Whilst you may currently be saving for a pension or even have more than one pension, you could be considering the possibility of combining them.
If, over the years, you have accumulated more than one pension from different jobs, it can prove difficult in keeping track of them and their performance. When looking at combining pensions, it is best to consider the type of pension you have and how many years you have left until you are of retirement age.
Should you combine pensions if you change job?
Taking the time to closely look into your pensions now could be hugely significant when it comes to retirement. This is because it could result in a higher income or the possibility of even being able to enter retirement at an earlier date.
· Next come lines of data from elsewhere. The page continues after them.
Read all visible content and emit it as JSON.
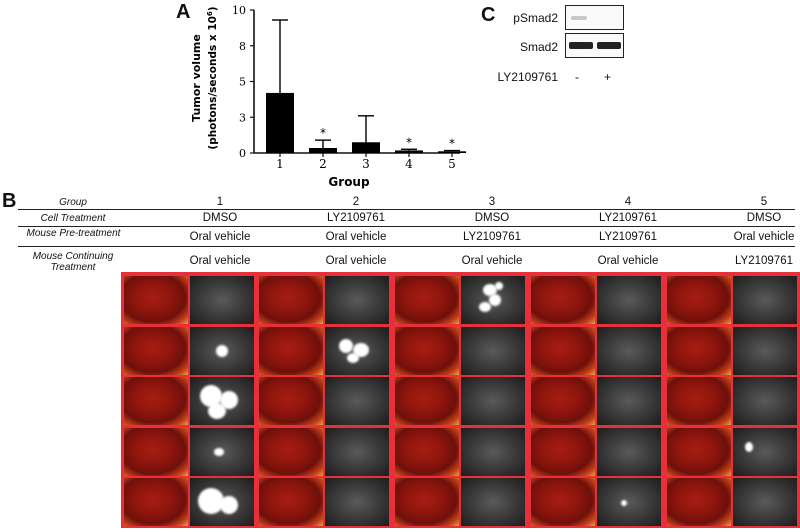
{
  "panels": {
    "a": "A",
    "b": "B",
    "c": "C"
  },
  "chart_data": {
    "type": "bar",
    "categories": [
      "1",
      "2",
      "3",
      "4",
      "5"
    ],
    "values": [
      4.2,
      0.35,
      0.75,
      0.18,
      0.12
    ],
    "errors": [
      5.1,
      0.55,
      1.85,
      0.08,
      0.05
    ],
    "significance": [
      "",
      "*",
      "",
      "*",
      "*"
    ],
    "ylabel_line1": "Tumor volume",
    "ylabel_line2": "(photons/seconds x 10",
    "ylabel_exp": "6",
    "ylabel_end": ")",
    "xlabel": "Group",
    "yticks": [
      "0",
      "3",
      "5",
      "8",
      "10"
    ],
    "ytick_values": [
      0,
      2.5,
      5,
      7.5,
      10
    ],
    "ylim": [
      0,
      10
    ]
  },
  "western": {
    "rows": [
      "pSmad2",
      "Smad2"
    ],
    "treatment_label": "LY2109761",
    "lanes": [
      "-",
      "+"
    ]
  },
  "table": {
    "group_label": "Group",
    "cell_label": "Cell Treatment",
    "pre_label": "Mouse Pre-treatment",
    "cont_label": "Mouse Continuing Treatment",
    "groups": [
      "1",
      "2",
      "3",
      "4",
      "5"
    ],
    "cell": [
      "DMSO",
      "LY2109761",
      "DMSO",
      "LY2109761",
      "DMSO"
    ],
    "pre": [
      "Oral vehicle",
      "Oral vehicle",
      "LY2109761",
      "LY2109761",
      "Oral vehicle"
    ],
    "cont": [
      "Oral vehicle",
      "Oral vehicle",
      "Oral vehicle",
      "Oral vehicle",
      "LY2109761"
    ]
  }
}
However, if you are in a fortunate position where you are in a pension scheme that promises an income-based payout on your earnings leading to your retirement, also known as a ‘final salary scheme’, then it is advisable to keep your pensions as they are currently.
If you are involved in any other pension schemes, it would be very worthwhile to consider combining your pensions.
The impact of charges on your pension scheme
Whilst you may be keen to combine your pensions, it is important to look into any incurring charges and interest to ensure you wouldn’t be paying an increase. When combining pensions, you want it to be beneficial and in your best interests. Therefore, if you are not confident in making such a decision yourself, it would be best to seek advice from a financial advisor, who will guide you on the best route to take. In doing this, you will incur a fee from the financial advisor but it could all be very worthwhile.
What age should you consolidate your pensions?
As you come closer to your retirement, you should see a significant increase in your pension pots. Whilst you may have looked into and considered seeking further advice from a financial advisor, you may feel that doing so would put you at a disadvantage and you will lose out by having to pay them a fee. However, you will have less time to gain back the cost before you enter your retirement.
Furthermore, if you are still not satisfied with your current arrangement, then you can still consider combining your pensions.
At present, you may still have at least 10 years to pay into a pension pot. If you choose to combine your pensions at this stage, you will then have all your money in the one place. This can be beneficial in the sense it can allow you to buy an annuity, where you could look at the potential of swapping your pension savings in order to then receive a lifetime regular income or you could possibly invest into an income drawdown. In doing this, you would be able to take a sum of money out to then use to live on when you reach retirement.